I listened for their yell of discovery with the tension of a slow striking bell. It did not come. Then—had the man gone mad? Van Volkenberg slackened his pace, fell into a walk, then stopped and turned back towards the mob. What was he going to do? Why did he not continue his cowardly flight? If he were going to escape, did he not know that every second was a year of his life? I saw him raise his finger and make the sign of the cross. Then he put his hands to his mouth like a trumpet and shouted:

“Ho! Do you seek me? Van Volkenberg?”

What followed I cannot tell. I can hardly bear even to think of it. He dashed spurs into his horse and fled towards New York. I heard a yell of joy from the savage mob. A sight of him was like a taste of blood. They followed out across the open ground. But, as might have been expected, he gained on them fast and they saw that they would lose him. With that they turned back. The house, at least, was at their mercy. But as they turned back, Van Volkenberg turned back also. He rode gallantly, and I could hear his powerful voice taunting them for cowards.

“Is it the leader of the Red Band you seek? Come on, you scum of Yorke. Here is a man. Come on, you dogs.”

They were after him again, pell-mell. It was then that I lifted up my voice and cried with a will: “God save the good patroon!”

I understood it all at last. Within the house was certain death to everyone. Yet it was he only whom they wanted. He had thus offered himself to lure them away from the house where his daughter was. He knew they were incensed against him. They cared not a snap of their fingers for the rest of his household except as they would do his bidding and fight against them. They were bent on his destruction and he knew it, so he had purposely made himself a bait to draw them away from the neighborhood.

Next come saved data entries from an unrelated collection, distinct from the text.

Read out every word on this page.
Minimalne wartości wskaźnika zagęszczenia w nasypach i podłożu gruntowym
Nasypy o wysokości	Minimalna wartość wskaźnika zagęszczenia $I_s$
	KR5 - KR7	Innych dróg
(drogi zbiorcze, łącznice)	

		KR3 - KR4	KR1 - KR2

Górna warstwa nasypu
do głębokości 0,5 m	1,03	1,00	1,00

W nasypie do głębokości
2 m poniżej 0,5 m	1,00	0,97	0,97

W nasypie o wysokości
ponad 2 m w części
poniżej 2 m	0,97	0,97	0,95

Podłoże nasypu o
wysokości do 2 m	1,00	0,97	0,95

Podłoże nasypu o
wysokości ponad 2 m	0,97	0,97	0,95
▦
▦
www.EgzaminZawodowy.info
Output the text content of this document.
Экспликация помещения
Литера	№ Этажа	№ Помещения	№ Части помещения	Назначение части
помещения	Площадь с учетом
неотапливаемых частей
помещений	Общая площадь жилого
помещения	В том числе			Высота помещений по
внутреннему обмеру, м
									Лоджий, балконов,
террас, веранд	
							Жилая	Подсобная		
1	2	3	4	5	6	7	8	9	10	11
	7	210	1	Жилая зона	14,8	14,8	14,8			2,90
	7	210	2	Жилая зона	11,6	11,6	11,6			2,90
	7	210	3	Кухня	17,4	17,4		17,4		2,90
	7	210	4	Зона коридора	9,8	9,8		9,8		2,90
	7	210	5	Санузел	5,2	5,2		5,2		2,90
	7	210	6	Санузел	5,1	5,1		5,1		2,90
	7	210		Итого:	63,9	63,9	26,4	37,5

This was what his muttering meant when he dashed by me: “Miriam, I give you all.”

I set out with the rest. He rode ahead and the mob came after him. Suddenly I heard the crack of a musket. Lady Marmaduke’s men were getting to the front again. Then another and another. Still the old man rode bravely at the front, with the mob howling at his heels. At last he fell. Let us hope the bullet touched his heart and that he was dead before they reached him. I covered my eyes in horror. They pounced upon him like curs. Let me not relate the mutilation that followed. That was a bloody act. Its like for cruelty I have never seen before nor since.

And so he died, a hero. I had had great wrong at his hands; for all that I bowed my head and breathed a prayer for his soul. He had the great love that the Bible speaks of. He gave his life for another; and who am I to call him into judgment?

CHAPTER XXVIII
CONCLUSION

Let me pass briefly over the next six months. It is now midsummer and the city is at peace. Already the Red Band is a thing of the past and well-nigh forgotten. Jacques’ return with a message to the invaders was effective. We heard no more of the French fleet. The men of the Red Band, bereft of their leader, were incapable of a stand and were, for the most part, allowed to go free. Sir Evelin Marmaduke slowly grew strong and resumed his position in the affairs of the city. And Annetje Dorn became willing to pass the Kissing Bridge arm in arm with my little friend Pierre.